1964年6月に発生した新潟地震は、我が国の近代都市が初めて経験した新たな形態の地震災害でした。この災害調査を契機として、防災に関わる有識者チームと国・地方公共団体の行政官が協力して、都市防災・災害対策に関する各種の共同プロジェクトに取り組むようになりました。こうした共同研究活動は多くの先駆的で実際的な成果を上げ、高い評価を得て今日の我が国における都市防災の基礎を築きました。

  当研究所は、こうした経緯の中で都市防災の研究推進役ならびにその普及という社会的要請の下に、当時共同プロジェクトに関与された方々の支援と協力によって、1970年6月、法人格をもった組織として設立されました。震災対策から出発した調査研究は、その後、地震対策のみならず、市街地火災やビル・地下街火災、爆発・危険物災害・交通機関災害から噴火・地すべり・風水害等の自然災害へと拡がり、都市・建築・地域社会・製造施設・ライフライン等の広範な分野の防災・安全対策並びに危機管理対策を扱ってきました。

  この間、当研究所は、常に災害・安全問題を総合的に取り扱う第一線の防災シンクタンク・コンサルタントとして、国・地方公共団体・企業等との間で幅広く研究・調査活動を続けて参りました。

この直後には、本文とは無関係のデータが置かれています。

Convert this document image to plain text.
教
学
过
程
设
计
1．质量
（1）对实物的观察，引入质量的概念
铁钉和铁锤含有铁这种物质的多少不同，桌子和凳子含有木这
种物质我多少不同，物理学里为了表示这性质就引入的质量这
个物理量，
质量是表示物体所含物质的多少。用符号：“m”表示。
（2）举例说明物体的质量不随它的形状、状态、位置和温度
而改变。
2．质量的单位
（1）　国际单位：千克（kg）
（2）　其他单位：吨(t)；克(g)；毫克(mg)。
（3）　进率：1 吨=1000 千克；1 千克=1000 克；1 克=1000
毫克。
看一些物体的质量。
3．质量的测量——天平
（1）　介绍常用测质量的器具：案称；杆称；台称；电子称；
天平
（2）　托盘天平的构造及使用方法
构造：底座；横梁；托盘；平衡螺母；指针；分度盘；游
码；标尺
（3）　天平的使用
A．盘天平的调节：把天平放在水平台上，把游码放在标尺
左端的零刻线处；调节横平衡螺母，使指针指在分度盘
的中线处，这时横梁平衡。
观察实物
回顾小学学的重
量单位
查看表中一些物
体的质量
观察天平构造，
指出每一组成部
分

  特に、近年における都市空間の高密化、人口構成の高齢化をはじめ、情報手段の高度化や社会活動の複雑化が進む中で、災害・事故対策は専門領域を越えて総合性と高質性が強く求められるようになりました。このことは、実際の災害・事故事例を多角的に分析することによって、普段は顕在化しない様々な施設・社会活動・自然現象の中に存在する諸関係を明らかにし、それらを安全・防災対策に活かすことの重要性を意味します。こうしたことから、当研究所では1982年7月に、安全・防災・保安に関わる各分野(都市・土木建築・気象・医療・環境・地震・危険物・巨大技術・消防等々)の研究者有志からなる「災害事例研究会」を発足させ、あらゆる災害・事故事例の総合的な分析とデータ・ベースの構築を開始しました。さらに、データ・ベースの一層の充実を目的として、産業界のご支援を得て1993年に「災害情報センター」を設け(早稲田大学理工学総合研究センター内)、災害情報に関する研究とデータの提供を行うようになりました。また、1998年には同事例研究会を「災害情報センター研究会」を社会資産としての災害分析データの蓄積・提供を行うNPO組織として確立し、その全面的な支援を行っています。

  当研究所は、以上のような沿革を経て今日に至っておりますが、「主な業務経歴」に紹介するように極めて広範な分野における調査研究業務等を通じて、都市防災の研究推進役ならびにその普及を行って参りました。